Thousands of chanting demonstrators filled the streets of this little Louisiana town Thursday in support of six black teenagers initially charged with attempted murder in the beating of a white classmate.
The crowd broke into chants of "Free the Jena Six" as the Rev. Al Sharpton arrived at the local courthouse with family members of the jailed teens.
Martin Luther King III, son of the slain civil rights leader, said the scene was reminiscent of earlier civil rights struggles. He said punishment of some sort may be in order for the six defendants, but "the justice system isn't applied the same to all crimes and all people."

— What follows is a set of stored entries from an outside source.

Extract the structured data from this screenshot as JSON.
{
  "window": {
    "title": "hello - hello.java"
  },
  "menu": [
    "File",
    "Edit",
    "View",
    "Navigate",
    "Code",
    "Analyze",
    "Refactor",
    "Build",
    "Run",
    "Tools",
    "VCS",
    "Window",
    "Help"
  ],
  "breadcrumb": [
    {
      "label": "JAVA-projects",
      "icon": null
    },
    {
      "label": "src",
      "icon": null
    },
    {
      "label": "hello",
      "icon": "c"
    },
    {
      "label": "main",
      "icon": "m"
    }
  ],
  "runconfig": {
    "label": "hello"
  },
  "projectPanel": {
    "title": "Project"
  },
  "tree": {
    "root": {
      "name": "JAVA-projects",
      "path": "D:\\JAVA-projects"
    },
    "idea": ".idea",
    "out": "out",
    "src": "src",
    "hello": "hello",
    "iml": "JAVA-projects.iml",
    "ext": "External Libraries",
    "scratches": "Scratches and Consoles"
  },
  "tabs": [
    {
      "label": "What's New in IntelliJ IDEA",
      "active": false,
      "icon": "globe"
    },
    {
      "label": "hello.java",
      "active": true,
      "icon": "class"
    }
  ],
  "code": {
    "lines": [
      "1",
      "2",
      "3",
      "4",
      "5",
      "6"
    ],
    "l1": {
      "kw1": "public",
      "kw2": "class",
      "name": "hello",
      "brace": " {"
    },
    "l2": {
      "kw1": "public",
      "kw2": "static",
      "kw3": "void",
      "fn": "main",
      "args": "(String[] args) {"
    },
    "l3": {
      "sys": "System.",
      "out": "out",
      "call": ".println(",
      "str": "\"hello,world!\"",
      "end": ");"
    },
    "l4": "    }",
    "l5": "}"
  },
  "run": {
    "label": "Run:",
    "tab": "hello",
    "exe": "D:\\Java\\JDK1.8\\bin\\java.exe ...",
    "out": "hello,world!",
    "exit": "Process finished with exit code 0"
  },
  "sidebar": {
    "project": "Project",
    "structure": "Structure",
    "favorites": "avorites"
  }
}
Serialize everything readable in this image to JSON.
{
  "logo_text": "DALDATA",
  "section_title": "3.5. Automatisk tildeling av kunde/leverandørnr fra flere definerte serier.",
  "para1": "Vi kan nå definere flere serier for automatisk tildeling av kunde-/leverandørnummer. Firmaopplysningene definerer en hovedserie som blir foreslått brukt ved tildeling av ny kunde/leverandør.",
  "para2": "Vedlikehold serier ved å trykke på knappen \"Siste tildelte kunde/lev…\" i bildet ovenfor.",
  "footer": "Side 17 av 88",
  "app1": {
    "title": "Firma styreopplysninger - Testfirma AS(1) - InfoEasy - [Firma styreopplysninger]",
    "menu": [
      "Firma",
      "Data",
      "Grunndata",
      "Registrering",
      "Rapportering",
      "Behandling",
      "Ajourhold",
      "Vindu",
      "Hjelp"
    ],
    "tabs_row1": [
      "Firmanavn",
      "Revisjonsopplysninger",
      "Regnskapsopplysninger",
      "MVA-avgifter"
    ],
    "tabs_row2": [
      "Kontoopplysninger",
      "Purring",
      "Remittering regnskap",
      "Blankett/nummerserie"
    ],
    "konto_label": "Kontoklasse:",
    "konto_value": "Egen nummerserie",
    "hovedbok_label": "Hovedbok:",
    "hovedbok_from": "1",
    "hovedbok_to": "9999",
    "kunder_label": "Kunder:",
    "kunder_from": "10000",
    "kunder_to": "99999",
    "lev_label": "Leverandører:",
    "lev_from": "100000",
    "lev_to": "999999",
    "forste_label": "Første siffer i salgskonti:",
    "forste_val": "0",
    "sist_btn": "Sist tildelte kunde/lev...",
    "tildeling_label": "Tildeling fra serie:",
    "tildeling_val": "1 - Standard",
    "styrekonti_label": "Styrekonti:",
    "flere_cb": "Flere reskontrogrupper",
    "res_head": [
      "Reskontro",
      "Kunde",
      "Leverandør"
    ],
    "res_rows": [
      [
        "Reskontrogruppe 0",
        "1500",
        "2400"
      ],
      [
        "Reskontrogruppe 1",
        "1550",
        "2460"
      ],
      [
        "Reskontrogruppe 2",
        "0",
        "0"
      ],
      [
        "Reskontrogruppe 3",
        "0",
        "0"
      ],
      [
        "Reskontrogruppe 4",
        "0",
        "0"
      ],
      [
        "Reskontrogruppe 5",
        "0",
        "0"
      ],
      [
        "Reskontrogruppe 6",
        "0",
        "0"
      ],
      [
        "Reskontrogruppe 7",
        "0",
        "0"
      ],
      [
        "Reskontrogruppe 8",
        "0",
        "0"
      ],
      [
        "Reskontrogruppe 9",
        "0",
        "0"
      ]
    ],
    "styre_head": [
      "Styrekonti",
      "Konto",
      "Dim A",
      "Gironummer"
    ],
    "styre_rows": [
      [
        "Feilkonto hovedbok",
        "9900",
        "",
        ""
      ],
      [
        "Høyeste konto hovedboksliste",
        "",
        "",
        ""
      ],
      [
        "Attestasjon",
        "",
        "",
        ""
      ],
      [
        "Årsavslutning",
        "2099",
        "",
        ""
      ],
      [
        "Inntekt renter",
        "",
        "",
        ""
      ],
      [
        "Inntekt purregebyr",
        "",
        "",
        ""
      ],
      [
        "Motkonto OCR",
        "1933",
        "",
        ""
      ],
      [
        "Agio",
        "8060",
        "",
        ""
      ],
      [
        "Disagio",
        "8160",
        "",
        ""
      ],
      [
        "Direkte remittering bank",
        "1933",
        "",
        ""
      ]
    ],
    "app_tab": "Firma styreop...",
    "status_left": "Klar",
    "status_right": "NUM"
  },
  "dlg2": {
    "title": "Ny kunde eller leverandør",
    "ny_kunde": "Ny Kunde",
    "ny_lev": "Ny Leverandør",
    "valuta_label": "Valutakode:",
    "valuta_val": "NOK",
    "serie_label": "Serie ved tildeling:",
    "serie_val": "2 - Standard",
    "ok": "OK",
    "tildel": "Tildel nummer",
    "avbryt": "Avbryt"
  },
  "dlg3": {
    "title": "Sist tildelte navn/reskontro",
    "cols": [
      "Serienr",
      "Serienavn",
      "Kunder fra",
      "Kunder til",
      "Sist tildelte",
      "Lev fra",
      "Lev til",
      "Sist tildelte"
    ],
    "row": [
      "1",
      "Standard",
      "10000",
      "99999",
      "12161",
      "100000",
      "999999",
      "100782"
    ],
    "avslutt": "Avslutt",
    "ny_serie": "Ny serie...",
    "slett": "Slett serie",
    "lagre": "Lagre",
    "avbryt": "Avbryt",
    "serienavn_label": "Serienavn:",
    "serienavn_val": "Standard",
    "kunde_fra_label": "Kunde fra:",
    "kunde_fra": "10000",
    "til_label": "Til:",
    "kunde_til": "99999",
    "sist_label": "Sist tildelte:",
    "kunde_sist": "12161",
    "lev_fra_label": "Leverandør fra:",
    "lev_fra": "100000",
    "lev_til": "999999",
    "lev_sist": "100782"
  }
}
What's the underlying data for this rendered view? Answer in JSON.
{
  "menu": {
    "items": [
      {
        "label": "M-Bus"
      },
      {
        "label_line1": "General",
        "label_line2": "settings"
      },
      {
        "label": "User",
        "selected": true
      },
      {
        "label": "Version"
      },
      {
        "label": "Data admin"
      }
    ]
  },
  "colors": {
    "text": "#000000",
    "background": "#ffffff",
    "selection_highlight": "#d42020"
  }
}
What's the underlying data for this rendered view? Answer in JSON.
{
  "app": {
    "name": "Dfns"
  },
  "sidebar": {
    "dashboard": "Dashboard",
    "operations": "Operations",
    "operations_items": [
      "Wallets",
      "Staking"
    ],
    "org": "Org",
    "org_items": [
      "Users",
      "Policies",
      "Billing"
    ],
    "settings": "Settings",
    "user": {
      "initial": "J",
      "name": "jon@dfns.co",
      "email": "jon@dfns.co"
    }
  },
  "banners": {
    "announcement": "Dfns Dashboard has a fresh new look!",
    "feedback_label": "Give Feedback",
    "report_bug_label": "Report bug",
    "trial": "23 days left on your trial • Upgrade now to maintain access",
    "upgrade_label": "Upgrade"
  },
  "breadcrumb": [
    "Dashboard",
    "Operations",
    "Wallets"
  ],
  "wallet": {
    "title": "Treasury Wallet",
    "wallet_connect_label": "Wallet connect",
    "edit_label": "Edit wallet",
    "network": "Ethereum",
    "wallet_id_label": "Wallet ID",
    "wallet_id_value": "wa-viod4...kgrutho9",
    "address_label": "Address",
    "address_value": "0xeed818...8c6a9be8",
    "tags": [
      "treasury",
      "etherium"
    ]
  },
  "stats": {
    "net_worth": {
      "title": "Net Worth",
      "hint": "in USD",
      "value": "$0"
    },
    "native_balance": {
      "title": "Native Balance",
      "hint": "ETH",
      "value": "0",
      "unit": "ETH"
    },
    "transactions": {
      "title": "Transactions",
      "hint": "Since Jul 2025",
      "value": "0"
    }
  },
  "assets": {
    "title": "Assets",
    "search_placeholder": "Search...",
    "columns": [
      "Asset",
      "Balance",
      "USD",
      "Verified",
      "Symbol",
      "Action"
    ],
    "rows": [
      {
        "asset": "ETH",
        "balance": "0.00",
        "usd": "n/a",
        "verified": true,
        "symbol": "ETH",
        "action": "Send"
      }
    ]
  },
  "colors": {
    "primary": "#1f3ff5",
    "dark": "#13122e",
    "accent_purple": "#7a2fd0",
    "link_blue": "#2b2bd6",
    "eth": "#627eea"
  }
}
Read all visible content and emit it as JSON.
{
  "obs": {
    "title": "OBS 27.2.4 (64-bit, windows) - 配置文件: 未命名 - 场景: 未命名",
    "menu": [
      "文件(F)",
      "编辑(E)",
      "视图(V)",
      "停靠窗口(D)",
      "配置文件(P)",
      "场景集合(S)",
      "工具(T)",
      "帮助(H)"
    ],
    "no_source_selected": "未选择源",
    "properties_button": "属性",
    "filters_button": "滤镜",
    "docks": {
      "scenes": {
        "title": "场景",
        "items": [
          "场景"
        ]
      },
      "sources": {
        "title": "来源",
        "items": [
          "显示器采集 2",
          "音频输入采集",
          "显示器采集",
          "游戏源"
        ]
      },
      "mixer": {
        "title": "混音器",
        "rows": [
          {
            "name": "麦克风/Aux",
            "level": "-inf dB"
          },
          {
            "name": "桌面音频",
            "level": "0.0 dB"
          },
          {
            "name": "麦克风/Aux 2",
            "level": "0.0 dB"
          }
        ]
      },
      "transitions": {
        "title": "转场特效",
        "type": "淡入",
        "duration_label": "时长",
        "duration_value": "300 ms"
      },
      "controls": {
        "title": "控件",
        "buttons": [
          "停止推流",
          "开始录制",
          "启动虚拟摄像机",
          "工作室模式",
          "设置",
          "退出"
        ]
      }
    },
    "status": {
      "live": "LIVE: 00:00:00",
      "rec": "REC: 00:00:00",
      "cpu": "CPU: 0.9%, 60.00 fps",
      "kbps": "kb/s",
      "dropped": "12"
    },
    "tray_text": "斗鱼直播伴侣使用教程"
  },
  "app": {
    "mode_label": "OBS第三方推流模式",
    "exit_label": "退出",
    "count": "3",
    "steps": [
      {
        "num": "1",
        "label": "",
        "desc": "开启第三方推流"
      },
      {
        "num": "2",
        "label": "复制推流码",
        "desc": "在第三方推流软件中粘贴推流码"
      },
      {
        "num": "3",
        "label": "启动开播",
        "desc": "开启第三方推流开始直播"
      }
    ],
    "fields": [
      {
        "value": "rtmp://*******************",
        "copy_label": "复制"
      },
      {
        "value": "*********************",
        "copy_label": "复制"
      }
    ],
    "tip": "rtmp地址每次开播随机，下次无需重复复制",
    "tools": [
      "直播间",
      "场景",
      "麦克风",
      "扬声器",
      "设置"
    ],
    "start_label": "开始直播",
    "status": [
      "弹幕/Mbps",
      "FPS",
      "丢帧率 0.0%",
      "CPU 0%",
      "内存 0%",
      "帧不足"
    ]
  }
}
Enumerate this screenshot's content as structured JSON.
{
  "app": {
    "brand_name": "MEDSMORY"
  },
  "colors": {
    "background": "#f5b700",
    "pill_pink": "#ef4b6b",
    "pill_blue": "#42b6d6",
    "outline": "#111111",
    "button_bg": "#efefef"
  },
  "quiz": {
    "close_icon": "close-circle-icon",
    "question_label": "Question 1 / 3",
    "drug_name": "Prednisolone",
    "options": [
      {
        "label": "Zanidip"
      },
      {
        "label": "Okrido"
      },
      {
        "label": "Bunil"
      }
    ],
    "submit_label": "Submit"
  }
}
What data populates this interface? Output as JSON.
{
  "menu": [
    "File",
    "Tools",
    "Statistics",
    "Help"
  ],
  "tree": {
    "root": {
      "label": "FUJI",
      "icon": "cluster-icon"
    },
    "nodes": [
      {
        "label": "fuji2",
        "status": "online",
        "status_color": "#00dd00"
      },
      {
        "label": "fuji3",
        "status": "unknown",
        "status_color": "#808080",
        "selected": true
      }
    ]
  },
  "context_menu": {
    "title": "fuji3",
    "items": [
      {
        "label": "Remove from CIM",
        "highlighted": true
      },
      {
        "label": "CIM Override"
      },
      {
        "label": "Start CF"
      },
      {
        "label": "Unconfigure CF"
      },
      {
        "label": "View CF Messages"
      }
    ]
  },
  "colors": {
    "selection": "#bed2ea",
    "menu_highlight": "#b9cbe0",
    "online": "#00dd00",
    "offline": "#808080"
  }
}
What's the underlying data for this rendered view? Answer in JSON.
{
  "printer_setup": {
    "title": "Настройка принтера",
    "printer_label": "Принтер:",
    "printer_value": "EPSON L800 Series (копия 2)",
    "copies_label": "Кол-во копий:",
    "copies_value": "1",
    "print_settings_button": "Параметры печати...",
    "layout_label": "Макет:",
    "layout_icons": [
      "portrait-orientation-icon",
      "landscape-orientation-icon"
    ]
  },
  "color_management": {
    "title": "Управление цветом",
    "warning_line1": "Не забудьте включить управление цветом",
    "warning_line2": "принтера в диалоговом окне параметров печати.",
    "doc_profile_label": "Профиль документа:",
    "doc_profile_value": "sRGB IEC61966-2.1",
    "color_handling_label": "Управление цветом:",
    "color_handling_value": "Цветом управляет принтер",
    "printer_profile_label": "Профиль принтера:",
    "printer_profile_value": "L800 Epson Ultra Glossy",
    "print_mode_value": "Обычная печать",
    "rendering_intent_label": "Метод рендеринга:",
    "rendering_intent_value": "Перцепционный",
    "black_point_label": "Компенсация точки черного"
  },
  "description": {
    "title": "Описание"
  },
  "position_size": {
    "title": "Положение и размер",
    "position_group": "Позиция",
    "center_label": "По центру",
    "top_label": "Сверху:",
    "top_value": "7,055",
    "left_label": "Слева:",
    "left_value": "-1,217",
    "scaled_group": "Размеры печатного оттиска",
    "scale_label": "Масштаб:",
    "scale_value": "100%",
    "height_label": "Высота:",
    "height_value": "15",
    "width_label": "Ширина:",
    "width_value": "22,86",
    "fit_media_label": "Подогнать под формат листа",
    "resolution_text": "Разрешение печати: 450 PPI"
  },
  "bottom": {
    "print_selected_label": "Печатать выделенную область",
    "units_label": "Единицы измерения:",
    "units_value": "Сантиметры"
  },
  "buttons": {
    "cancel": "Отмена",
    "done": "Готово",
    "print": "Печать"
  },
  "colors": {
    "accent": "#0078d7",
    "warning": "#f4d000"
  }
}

The six teens were charged not long after the local prosecutor declined to charge three white high school students who hung nooses in a tree on their high school grounds. Five of the black teens were initially charged with attempted murder, but that charge was reduced to battery for all but one, who has yet to be arraigned; the sixth teen was charged as a juvenile.
"This is the most blatant example of disparity in the justice system that we've seen," the Rev. Al Sharpton told CBS's "The Early Show" before arriving in Jena. "You can't have two standards of justice."
"We didn't bring race in it," he said. "Those that hung the nooses brought the race into it."
Sharpton, who helped organized the rally, said this could be the beginning of the 21st century's civil rights movement, one that would challenge disparities in the justice system.
The district attorney who is prosecution the teens, Reed Walters, denied on Wednesday that racism was involved in the charges.
He said he didn't charge the white students accused of hanging the nooses because he could find no Louisiana law under which they could be charged. In the beating case, he said, four of the defendants were of adult age under Louisiana law and the only juvenile charged as an adult, Mychal Bell, had a prior criminal record.